3. D’autre part, dès lors que le requérant n’établit pas à leur appui, ni même n’allègue, qu’il aurait été porté une atteinte grave et manifestement illégale à une liberté fondamentale par une personne morale de droit public ou un organisme de droit privé chargé de la gestion d’un service public, ses conclusions tendant à l’obtention d’un rendez-vous en vue de la régularisation de sa situation administrative dans les plus brefs délais doivent être regardées comme présentées sur le fondement des dispositions de l’article L. 521-3 du code de justice administrative. Toutefois, en se bornant à faire valoir, sans fournir aucune précision permettant d’apprécier l’incidence concrète des circonstances en cause, que faute d’avoir pu obtenir un rendez-vous ou une réponse à des courriels ainsi qu’à une lettre, il se trouve dans une situation qui " met en péril son statut d’étudiant, [ses] engagements académiques et, par extension, [sa] vie quotidienne « et que » l’incertitude quant à la délivrance de [son] titre de séjour [portant la mention « étudiant »] perturbe son parcours académique et génère une anxiété importante ", l’intéressé n’invoque aucune circonstance de nature à caractériser l’urgence requise pour la mise en œuvre desdites dispositions.

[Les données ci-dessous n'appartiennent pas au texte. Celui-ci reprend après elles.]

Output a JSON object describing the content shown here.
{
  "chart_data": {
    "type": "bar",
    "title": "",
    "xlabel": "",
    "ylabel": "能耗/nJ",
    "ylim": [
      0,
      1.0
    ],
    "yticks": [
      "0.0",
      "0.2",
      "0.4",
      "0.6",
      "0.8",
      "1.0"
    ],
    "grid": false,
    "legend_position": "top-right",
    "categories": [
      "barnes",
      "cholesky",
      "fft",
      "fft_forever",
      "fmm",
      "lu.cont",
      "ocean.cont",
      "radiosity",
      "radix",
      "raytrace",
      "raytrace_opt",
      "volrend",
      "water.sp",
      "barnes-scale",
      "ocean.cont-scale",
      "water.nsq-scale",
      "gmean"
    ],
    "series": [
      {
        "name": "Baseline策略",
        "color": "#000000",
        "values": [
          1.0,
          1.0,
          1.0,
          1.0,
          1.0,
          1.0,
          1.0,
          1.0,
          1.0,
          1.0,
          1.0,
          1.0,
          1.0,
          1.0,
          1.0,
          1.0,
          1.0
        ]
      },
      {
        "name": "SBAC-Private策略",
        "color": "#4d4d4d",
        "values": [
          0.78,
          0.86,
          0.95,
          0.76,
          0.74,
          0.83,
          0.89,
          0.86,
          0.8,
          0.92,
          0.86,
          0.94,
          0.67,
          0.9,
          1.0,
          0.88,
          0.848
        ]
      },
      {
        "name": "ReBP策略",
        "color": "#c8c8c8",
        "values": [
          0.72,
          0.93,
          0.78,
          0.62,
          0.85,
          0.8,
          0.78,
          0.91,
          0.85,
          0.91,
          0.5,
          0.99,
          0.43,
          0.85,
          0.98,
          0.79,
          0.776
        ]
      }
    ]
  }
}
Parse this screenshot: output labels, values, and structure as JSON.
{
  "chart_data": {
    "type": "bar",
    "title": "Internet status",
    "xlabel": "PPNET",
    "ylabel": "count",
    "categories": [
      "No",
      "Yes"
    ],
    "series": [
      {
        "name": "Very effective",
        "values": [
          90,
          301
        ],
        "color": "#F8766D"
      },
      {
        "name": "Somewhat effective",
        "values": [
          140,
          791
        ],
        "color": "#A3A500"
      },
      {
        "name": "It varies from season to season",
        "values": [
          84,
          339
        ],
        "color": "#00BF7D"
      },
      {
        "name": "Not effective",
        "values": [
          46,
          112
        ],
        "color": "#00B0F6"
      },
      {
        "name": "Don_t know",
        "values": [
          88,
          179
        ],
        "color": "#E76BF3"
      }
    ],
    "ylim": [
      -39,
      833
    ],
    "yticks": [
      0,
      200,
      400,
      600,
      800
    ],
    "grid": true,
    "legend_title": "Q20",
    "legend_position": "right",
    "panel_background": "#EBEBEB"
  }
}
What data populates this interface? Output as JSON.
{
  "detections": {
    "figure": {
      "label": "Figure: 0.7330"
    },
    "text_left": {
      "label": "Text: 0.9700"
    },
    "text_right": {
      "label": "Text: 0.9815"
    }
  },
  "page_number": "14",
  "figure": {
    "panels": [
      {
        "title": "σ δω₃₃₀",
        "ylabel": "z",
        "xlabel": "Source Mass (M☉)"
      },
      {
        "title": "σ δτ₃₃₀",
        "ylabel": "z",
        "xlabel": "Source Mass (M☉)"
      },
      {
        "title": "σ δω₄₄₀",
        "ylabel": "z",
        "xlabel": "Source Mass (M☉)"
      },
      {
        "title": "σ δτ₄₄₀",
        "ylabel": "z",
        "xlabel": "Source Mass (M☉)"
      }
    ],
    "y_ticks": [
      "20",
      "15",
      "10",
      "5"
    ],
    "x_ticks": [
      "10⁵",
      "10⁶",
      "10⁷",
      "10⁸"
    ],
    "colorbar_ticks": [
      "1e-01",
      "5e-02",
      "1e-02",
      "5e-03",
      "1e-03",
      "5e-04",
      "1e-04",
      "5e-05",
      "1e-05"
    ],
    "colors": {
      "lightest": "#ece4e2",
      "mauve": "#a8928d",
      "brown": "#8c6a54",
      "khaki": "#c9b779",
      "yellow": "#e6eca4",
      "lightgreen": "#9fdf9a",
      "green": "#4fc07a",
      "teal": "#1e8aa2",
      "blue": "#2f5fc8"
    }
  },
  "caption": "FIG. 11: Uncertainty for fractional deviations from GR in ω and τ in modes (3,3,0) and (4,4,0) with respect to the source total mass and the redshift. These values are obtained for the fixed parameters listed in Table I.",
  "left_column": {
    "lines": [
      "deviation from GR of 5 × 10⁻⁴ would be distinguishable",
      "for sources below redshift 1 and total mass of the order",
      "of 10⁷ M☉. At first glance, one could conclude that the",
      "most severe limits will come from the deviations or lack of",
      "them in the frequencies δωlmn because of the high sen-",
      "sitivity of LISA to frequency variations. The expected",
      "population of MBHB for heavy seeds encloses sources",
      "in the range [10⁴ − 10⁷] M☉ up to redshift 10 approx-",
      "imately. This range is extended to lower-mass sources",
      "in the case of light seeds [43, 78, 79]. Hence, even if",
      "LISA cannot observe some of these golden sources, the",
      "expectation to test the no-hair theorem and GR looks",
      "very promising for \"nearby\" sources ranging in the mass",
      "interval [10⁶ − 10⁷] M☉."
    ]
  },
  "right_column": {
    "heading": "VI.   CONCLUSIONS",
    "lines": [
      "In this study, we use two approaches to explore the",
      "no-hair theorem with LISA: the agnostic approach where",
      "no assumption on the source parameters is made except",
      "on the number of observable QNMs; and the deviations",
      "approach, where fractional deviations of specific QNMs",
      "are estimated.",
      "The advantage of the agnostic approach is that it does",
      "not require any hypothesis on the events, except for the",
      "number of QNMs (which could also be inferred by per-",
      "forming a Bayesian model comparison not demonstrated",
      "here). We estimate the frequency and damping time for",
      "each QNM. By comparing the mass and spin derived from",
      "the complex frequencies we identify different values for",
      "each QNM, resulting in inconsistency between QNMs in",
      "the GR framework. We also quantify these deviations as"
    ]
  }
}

4. Il résulte de tout ce qui précède qu’il y a lieu de rejeter la requête de M. B suivant la procédure prévue à l’article L. 522-3 du code de justice administrative.
O R D O N N E :
Article 1er :La requête de M. B est rejetée.
Article 2 :La présente ordonnance sera notifiée à M. A B.
Fait à Melun, le 3 décembre 2024.
Le juge des référés,
Signé : P. ZANELLA
La République mande et ordonne au ministre de l’intérieur en ce qui le concerne ou à tous commissaires de justice à ce requis en ce qui concerne les voies de droit commun contre les parties privées, de pourvoir à l’exécution de la présente décision.